If you go in understanding the real costs, making a reservation that matches your priorities and setting a rough personal spending limit, Alemagou can be a highlight rather than a financial shock. The key is to treat it with the same intentionality you would bring to booking a special‑occasion restaurant: choose your date, decide in advance what kind of day you want, and then relax into the experience, knowing that you are spending consciously rather than drifting into an accidental four‑figure tab.
FAQ
Q1. How much does a pair of sunbeds at Alemagou usually cost in 2026?
A typical pair of loungers at Alemagou in summer 2026 runs roughly from 80 to 130 euros, with higher prices for front‑row spots and peak‑season weekends where quotes can approach or exceed 150 euros for the best locations.
Q2. Is there a minimum spend for sunbeds at Alemagou?
Yes, on most busy summer days you should expect a minimum spend attached to your beds, commonly around 70 to 100 euros per person, which you meet through food and drink orders during the day.
Q3. What is a realistic total budget per person for a full day at Alemagou?
For a standard high‑season day including loungers, lunch and a few drinks, a realistic estimate is 150 to 250 euros per person. Very light spenders can come in under that, while party‑focused visitors may spend substantially more.
Q4. Can I visit Alemagou just for drinks without booking sunbeds?

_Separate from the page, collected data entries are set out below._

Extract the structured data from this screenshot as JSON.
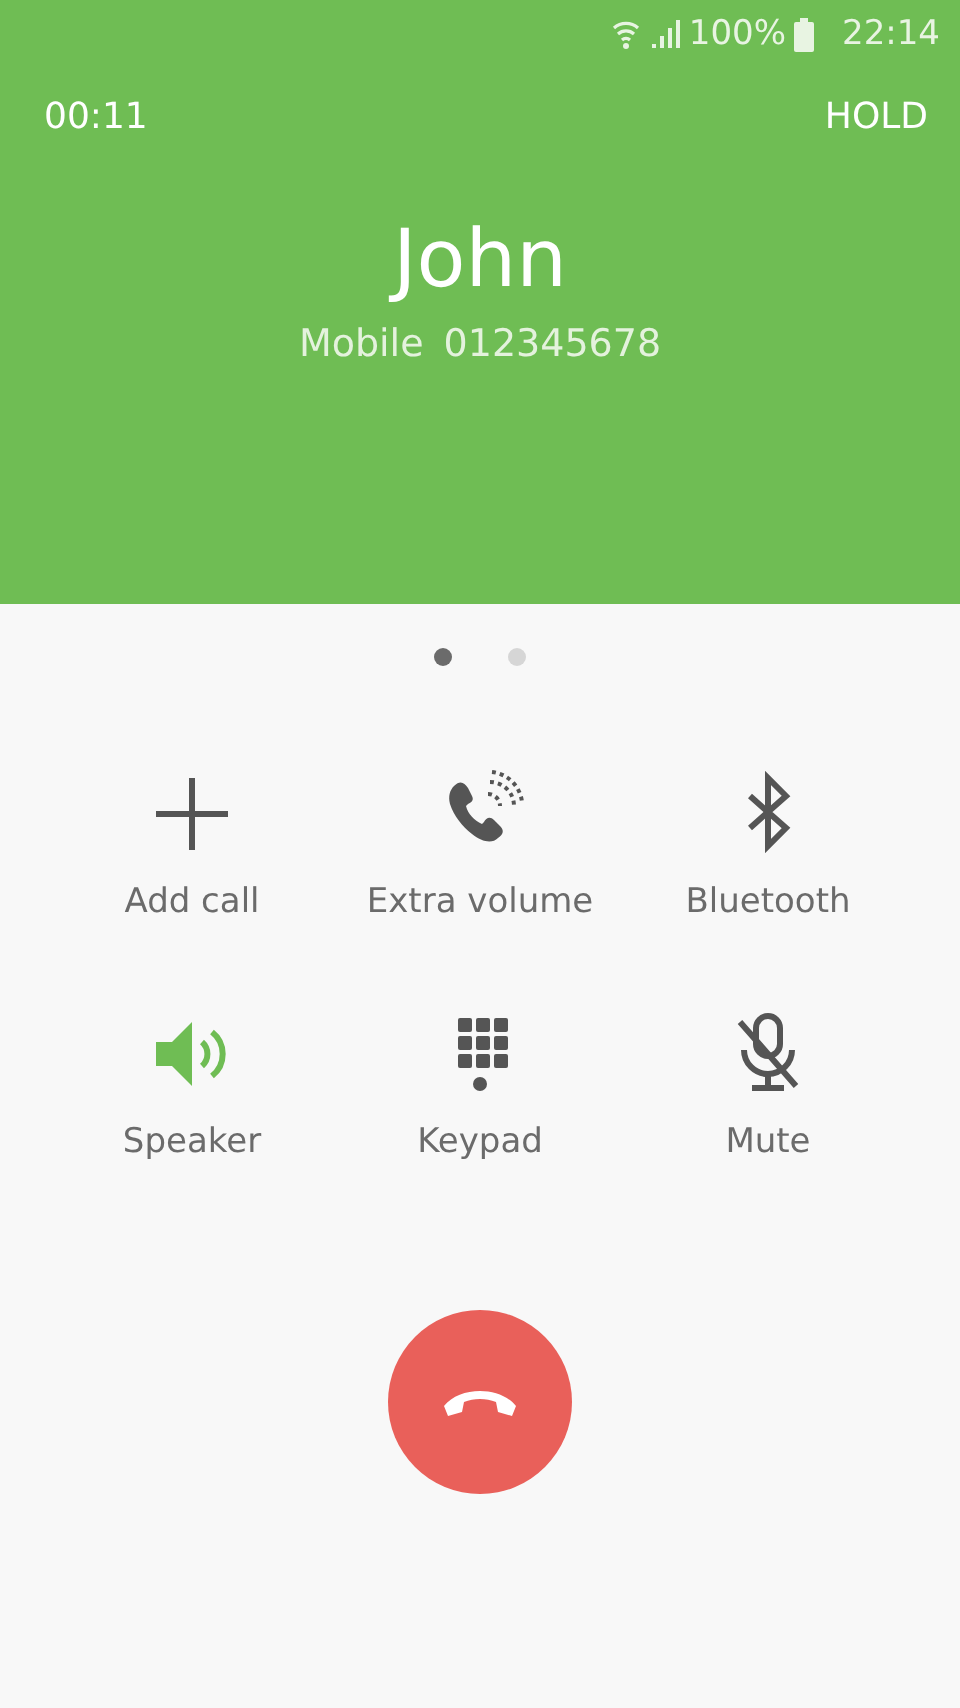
{
  "status_bar": {
    "battery": "100%",
    "time": "22:14"
  },
  "call": {
    "timer": "00:11",
    "hold": "HOLD",
    "name": "John",
    "number_label": "Mobile",
    "number": "012345678"
  },
  "pages": [
    {
      "selected": true
    },
    {
      "selected": false
    }
  ],
  "actions": [
    {
      "kind": "add",
      "label": "Add call",
      "on": false
    },
    {
      "kind": "volume",
      "label": "Extra volume",
      "on": false
    },
    {
      "kind": "bluetooth",
      "label": "Bluetooth",
      "on": false
    },
    {
      "kind": "speaker",
      "label": "Speaker",
      "on": true
    },
    {
      "kind": "keypad",
      "label": "Keypad",
      "on": false
    },
    {
      "kind": "mute",
      "label": "Mute",
      "on": false
    }
  ]
}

Yes. Many visitors come only for late‑afternoon drinks and sunset. You can request a table in the bar or restaurant area and order a couple of cocktails or a bottle of wine without reserving loungers, which can keep your costs in the 30 to 80 euro per person range.

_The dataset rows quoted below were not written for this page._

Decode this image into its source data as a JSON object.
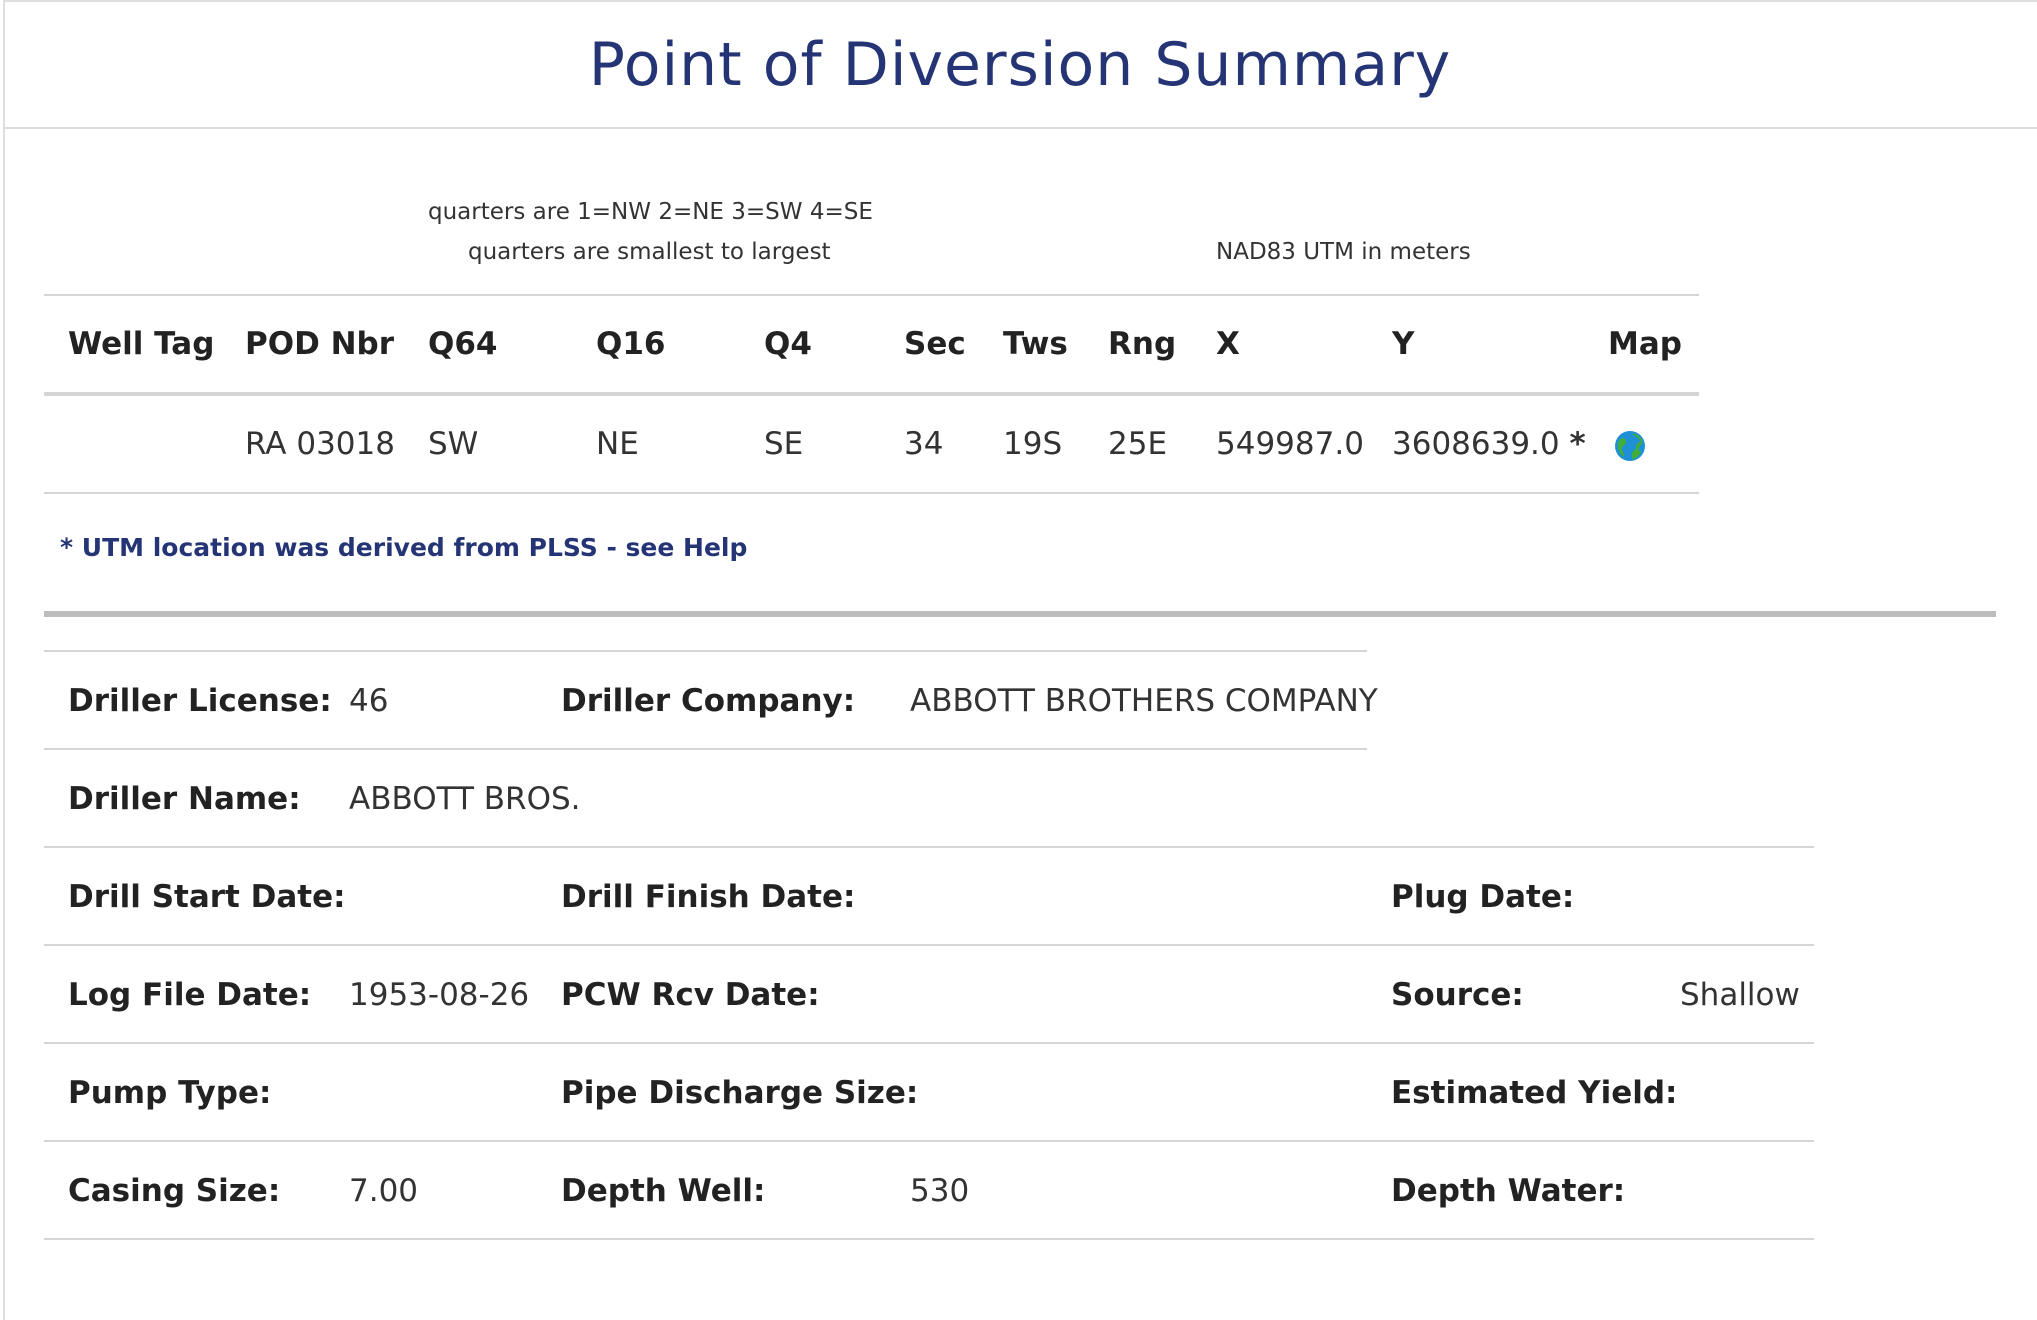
{
  "title": "Point of Diversion Summary",
  "notes": {
    "quarters_line1": "quarters are 1=NW 2=NE 3=SW 4=SE",
    "quarters_line2": "quarters are smallest to largest",
    "utm": "NAD83 UTM in meters"
  },
  "table": {
    "headers": [
      "Well Tag",
      "POD Nbr",
      "Q64",
      "Q16",
      "Q4",
      "Sec",
      "Tws",
      "Rng",
      "X",
      "Y",
      "Map"
    ],
    "row": {
      "well_tag": "",
      "pod_nbr": "RA 03018",
      "q64": "SW",
      "q16": "NE",
      "q4": "SE",
      "sec": "34",
      "tws": "19S",
      "rng": "25E",
      "x": "549987.0",
      "y": "3608639.0",
      "y_marker": "*"
    },
    "map_icon": "globe-icon"
  },
  "utm_note": "* UTM location was derived from PLSS - see Help",
  "details": {
    "driller_license_label": "Driller License:",
    "driller_license": "46",
    "driller_company_label": "Driller Company:",
    "driller_company": "ABBOTT BROTHERS COMPANY",
    "driller_name_label": "Driller Name:",
    "driller_name": "ABBOTT BROS.",
    "drill_start_label": "Drill Start Date:",
    "drill_finish_label": "Drill Finish Date:",
    "plug_date_label": "Plug Date:",
    "log_file_date_label": "Log File Date:",
    "log_file_date": "1953-08-26",
    "pcw_rcv_date_label": "PCW Rcv Date:",
    "source_label": "Source:",
    "source": "Shallow",
    "pump_type_label": "Pump Type:",
    "pipe_discharge_label": "Pipe Discharge Size:",
    "estimated_yield_label": "Estimated Yield:",
    "casing_size_label": "Casing Size:",
    "casing_size": "7.00",
    "depth_well_label": "Depth Well:",
    "depth_well": "530",
    "depth_water_label": "Depth Water:"
  },
  "colors": {
    "title": "#253475",
    "link": "#253475",
    "separator": "#bdbdbd"
  }
}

Q5. How much should I expect to pay for lunch at Alemagou?
A light shared lunch with salads and one main between two people might cost around 40 to 60 euros per person, while a fuller meal with individual mains and drinks typically lands closer to 60 to 90 euros per person, depending on what you order.
Q6. Are drinks at Alemagou more expensive than in Mykonos Town?
Generally yes. Signature cocktails at Alemagou tend to be priced in the high‑teens to mid‑20s in euros, which is a premium over many bars in Mykonos Town, though broadly consistent with pricing at other major beach clubs.
Q7. Do I need to book Alemagou in advance?
For high‑season dates from late June through August, advance booking is strongly recommended, especially for front‑row loungers or popular sunset party days. Restaurant tables can sometimes be available for walk‑ins, but relying on that in peak season is risky.
Q8. How much should I budget for transport to and from Ftelia Beach?
If you are staying in or near Mykonos Town, a taxi to Ftelia in high season can easily cost 25 to 40 euros each way. Pre‑arranged private transfers for small groups may cost more in total but can work out cheaper per person when shared.
Q9. Is Alemagou cheaper than Nammos or Scorpios?
In broad terms, Alemagou tends to be slightly less expensive than Nammos and comparable or marginally softer than Scorpios and Principote, but it is still very much a high‑end venue where a full day will cost several hundred euros for two people.
Q10. What is the best way to keep costs down while still enjoying Alemagou?
The most effective strategies are to skip or share loungers, visit in shoulder season or on weekdays, focus on shared dishes and wine instead of multiple individual cocktails, and treat Alemagou as either a beach‑day venue or a sunset bar rather than trying to do both fully in one visit.